Zulip Chat Archive
Stream: general
Topic: Unification of equations by simp
Jannis Limperg (Dec 13 2020 at 17:12):
One of the reviews of the induction' paper pointed out that simp apparently does some first-order unification when simplifying equations, even without any simp lemmas:
example (P : Prop) (n m) (h : nat.succ n = nat.succ m → P) : n = m → P :=
begin
simp only [] at h,
guard_hyp h : n = m → P,
exact h
end
Does anyone know what exactly is going on here? Does simp just use Lean's unification procedure whenever it encounters an equation?
Reid Barton (Dec 13 2020 at 17:13):
I don't know how it works, but simp does seem to have some built-in knowledge of disjointness and injectivity of constructors
Rob Lewis (Dec 13 2020 at 17:22):
A little experimenting shows it's the constructor_eq option to simp that allows this.
Jannis Limperg (Dec 13 2020 at 19:14):
Thanks! That led me to the right place in the C++: library/tactic/simplify.cpp, simplify_core_fn::simplify_constructor_eq_constructor.

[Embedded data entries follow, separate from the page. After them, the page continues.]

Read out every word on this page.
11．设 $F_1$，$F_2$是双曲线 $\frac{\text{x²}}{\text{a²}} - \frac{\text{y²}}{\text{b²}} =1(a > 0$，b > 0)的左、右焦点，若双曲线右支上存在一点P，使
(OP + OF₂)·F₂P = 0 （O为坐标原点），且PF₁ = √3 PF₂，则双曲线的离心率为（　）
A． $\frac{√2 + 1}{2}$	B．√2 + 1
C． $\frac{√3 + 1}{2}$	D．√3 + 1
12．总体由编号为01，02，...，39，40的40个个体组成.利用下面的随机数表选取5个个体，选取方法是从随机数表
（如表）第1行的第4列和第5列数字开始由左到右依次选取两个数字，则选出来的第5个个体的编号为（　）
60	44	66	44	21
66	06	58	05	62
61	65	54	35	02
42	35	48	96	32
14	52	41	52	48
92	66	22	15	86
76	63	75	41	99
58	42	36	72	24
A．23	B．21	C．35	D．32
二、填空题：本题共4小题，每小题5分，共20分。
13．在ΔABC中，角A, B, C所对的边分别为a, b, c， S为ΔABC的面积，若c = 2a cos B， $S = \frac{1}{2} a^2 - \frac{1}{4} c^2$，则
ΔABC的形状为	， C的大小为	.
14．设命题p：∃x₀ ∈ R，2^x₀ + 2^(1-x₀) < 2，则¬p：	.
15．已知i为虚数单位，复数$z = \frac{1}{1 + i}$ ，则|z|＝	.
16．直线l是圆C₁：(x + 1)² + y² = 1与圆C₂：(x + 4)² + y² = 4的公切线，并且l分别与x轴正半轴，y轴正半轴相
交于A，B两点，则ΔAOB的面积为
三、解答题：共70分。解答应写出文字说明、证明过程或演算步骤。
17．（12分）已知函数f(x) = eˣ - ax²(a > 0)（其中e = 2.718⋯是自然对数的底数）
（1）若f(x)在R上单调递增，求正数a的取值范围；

With constructor_eq, the simplifier indeed uses a partial implementation of the usual unification algorithm. (This is the third such implementation in Core that I'm aware of. :P) It recognises equations whose LHS and RHS are constructor applications and uses injectivity or no-confusion as appropriate. However, it doesn't do any normalisation, doesn't use the cycle rule (cases also doesn't) and doesn't work with tuples for some reason.
universes u v
structure myprod (α : Type u) (β : Type v) : Type (max u v) :=
(a : α) (y : β)
-- Nested constructor applications work.
example (n n' m m' k k' : ℕ)
(h : myprod.mk (myprod.mk n m) k = myprod.mk (myprod.mk n' m') k') :
(n = n' ∧ m = m') ∧ k = k' :=
begin
simp only [] at h,
exact h
end
-- Also with different data types.
example (n : ℕ) (h : myprod.mk nat.zero nat.zero = myprod.mk (nat.succ 1) (nat.succ 1)) : false :=
begin
simp only [] at h,
guard_hyp h : false ∧ false,
exact and.elim_left h
end
-- Tuples (`prod`) doesn't work for some reason.
example (n n' m m' : ℕ) (h : (n, m) = (n', m')) : n = n' ∧ m = m' :=
begin
success_if_fail { simp only [] at h },
sorry
end
-- Constructors are matched syntactically; no normalisation is performed.
example (n : ℕ) (h : 0 = n + 1) : false :=
begin
success_if_fail { simp only [] at h },
sorry
end
-- The cycle rule is not implemented.
example (n : ℕ) (h : n = nat.succ n) : false :=
begin
success_if_fail { simp only [] at h {} },
sorry
end
Last updated: Dec 20 2023 at 11:08 UTC